Je restai totalement abasourdie, incrédule, face à ses propos. Je crus même que j'avais fait un rêve, si réel qu'il en était invraisemblable. Mais Lynn était bien réel, ses mots aussi.

- Ouais, je sais, ajouta-t-il en voyant mon air estomaqué. C'est quelque chose de complètement fou. Surtout venant de ma part.

J'éclatai alors de rire et dis :

- En effet. Surtout venant de la part de quelqu'un qui, à l'occasion, n'a jamais manqué de dire qu'il ne voulait surtout pas se reproduire. Se produire sur scène oui, faire un marmot, non.

- C'est pas faire un marmot, Jenna, protesta-t-il. C'est faire un enfant. C'est différent.

- Je le perçois bien. Et... puis-je savoir d'où te vient cette envie soudaine ? fis-je, curieuse.

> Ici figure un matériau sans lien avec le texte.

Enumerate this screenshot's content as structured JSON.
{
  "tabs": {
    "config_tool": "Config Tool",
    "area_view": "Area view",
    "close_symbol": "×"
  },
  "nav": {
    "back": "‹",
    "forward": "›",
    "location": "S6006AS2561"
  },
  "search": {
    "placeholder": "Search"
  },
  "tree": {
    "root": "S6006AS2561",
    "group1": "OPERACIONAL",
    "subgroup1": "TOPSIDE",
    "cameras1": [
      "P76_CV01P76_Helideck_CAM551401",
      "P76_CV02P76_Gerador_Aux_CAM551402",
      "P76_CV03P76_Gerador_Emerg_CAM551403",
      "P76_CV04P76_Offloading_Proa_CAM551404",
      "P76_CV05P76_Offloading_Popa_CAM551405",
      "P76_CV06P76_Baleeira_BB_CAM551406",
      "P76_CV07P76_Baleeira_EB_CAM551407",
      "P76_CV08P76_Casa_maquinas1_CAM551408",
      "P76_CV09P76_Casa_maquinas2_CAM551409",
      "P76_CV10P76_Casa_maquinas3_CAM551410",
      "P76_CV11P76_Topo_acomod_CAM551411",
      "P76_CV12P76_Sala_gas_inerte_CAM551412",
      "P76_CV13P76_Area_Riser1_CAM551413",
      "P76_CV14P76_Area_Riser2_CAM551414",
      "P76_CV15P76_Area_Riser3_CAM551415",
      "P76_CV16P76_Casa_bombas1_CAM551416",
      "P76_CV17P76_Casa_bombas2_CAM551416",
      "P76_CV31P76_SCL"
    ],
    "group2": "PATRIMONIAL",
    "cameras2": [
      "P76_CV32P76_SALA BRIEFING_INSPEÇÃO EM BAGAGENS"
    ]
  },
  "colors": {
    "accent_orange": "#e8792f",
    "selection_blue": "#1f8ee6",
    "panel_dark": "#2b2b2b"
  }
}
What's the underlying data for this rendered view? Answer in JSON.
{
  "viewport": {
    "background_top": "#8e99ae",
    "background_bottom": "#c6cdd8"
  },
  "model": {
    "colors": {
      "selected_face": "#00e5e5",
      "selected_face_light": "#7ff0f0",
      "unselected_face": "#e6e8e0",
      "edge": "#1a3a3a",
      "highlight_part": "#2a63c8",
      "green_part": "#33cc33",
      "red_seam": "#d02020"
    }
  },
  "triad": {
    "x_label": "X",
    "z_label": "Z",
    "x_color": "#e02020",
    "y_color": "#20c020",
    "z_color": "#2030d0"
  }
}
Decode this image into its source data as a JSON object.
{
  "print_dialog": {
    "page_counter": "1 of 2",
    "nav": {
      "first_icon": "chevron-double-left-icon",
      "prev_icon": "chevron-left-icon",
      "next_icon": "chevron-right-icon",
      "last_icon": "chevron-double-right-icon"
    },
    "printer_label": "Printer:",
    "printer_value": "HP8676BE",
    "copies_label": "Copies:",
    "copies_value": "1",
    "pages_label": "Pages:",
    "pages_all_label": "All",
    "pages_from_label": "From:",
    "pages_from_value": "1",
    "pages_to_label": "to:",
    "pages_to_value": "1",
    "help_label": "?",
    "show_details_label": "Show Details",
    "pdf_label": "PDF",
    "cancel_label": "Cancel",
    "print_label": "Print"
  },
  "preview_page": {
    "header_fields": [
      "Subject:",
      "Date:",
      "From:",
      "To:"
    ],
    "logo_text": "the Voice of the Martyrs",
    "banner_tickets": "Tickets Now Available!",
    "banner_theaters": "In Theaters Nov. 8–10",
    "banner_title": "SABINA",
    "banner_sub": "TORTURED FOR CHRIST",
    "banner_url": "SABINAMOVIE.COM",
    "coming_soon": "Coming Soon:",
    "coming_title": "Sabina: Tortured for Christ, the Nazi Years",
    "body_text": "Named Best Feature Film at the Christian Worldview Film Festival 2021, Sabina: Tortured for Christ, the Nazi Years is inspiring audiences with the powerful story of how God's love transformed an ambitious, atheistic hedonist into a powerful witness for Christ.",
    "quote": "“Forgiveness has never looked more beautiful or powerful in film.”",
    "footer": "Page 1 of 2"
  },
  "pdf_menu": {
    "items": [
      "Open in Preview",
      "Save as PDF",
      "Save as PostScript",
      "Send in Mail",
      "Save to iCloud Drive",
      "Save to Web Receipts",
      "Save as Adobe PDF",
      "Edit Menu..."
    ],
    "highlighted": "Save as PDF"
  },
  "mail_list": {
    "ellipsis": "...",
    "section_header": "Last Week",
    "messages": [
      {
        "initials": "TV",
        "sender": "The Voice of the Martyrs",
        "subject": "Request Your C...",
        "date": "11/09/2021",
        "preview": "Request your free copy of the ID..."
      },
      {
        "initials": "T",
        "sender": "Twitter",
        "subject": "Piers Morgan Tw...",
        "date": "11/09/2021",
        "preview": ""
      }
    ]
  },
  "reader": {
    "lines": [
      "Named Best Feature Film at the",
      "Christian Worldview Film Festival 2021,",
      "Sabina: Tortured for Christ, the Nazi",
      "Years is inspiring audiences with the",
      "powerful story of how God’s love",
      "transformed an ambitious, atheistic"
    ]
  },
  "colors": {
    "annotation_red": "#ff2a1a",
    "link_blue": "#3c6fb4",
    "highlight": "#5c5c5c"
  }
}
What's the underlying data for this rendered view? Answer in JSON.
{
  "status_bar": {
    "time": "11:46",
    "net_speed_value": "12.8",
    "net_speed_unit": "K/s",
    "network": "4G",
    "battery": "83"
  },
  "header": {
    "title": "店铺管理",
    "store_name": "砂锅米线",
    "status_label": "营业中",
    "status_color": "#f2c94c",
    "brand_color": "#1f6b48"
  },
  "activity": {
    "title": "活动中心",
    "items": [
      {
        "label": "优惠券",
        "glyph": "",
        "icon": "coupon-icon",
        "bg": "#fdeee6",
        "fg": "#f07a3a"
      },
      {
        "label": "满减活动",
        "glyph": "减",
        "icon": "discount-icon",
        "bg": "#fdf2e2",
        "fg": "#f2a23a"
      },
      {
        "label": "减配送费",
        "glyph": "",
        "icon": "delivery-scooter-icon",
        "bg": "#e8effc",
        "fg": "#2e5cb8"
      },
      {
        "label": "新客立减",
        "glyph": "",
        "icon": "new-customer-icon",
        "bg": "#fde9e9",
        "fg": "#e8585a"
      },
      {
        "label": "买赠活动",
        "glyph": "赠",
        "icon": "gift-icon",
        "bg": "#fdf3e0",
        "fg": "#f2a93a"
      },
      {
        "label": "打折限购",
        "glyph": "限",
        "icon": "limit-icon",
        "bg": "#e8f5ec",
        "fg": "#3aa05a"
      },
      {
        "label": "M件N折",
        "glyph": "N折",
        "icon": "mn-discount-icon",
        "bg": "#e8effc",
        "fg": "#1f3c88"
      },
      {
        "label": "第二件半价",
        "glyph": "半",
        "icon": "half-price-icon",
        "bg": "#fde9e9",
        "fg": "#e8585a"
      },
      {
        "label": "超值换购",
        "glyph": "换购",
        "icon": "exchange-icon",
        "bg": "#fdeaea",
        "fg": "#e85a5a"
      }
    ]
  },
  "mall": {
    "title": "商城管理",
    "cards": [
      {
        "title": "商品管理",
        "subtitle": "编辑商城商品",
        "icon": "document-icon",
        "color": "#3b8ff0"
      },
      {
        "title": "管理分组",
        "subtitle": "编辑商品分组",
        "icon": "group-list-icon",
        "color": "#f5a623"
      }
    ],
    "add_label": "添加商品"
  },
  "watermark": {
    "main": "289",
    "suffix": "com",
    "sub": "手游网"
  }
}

- Elle n'est pas soudaine, soupira-t-il en se rallongeant à côté de moi. En fait, j'y pense depuis quelques temps, mais cela m'était apparu jusqu'à présent tellement... fou... que... que j'avais préféré ne pas t'en parler. Je pensais que c'était un peu une lubie qui se serait évanouie, comme ça, comme elle était venue. Et puis, non. Cette idée s'accroche.

- Je comprends, souris-je en réponse et en me tournant vers lui à mon tour. Comme une petite mélodie qui ne veut pas te lâcher...

- Exactement, sourit-il d'un air complice. Alors, qu'en penses-tu ?

- J'en pense... J'en pense que, si tu le veux vraiment... Bien que je m'étais fait à l'idée de renoncer... Et bien, je trouve que c'est une très belle idée.

Et je l'embrassai alors tendrement et longuement.

**

Les rais de lumière s'alignaient maintenant de la droite vers la gauche. Le soir était en train de tomber. Nous venions de passer les dernières heures à faire l'amour. Après l'incrédulité, la surprise, je ressentais un bonheur sans nom. Lynn voulait bien un enfant. C'était un rêve que j'avais repoussé loin, vraiment très loin. Tellement loin que je n'y songeais que très rarement, que je m'étais coulée dans notre vie, au rythme du groupe, entre disques, concerts, projets, écriture. Tout en parvenant à d'abord finir mes études, puis à travailler.

Néanmoins, et même si l'évolution de Lynn sur cette question me réjouissait, je me disais aussi que le moment n'était pas forcément très bien choisi : tomber enceinte alors que le groupe entamait sa première tournée mondiale, qu'il était prévu que je les accompagne, ça me semblait un peu hasardeux et aventureux. Les voyages en avion, la vie à l'hôtel, la fatigue, le décalage horaire... cela me semblait bien peu compatible avec un début de grossesse. Aussi envisageais-je raisonnablement d'attendre au moins que la tournée en Europe soit terminée pour arrêter ma contraception.

Et ce fut donc avec non seulement la perspective de la tournée et de nombreux concerts, des visites, des découvertes et des rencontres, qu'avec Treddy, David et Snoog, nous rejoignîmes quelques jours plus tard Stair et Ally à Londres, mais aussi avec le projet, au cours des prochains mois, de faire un bébé.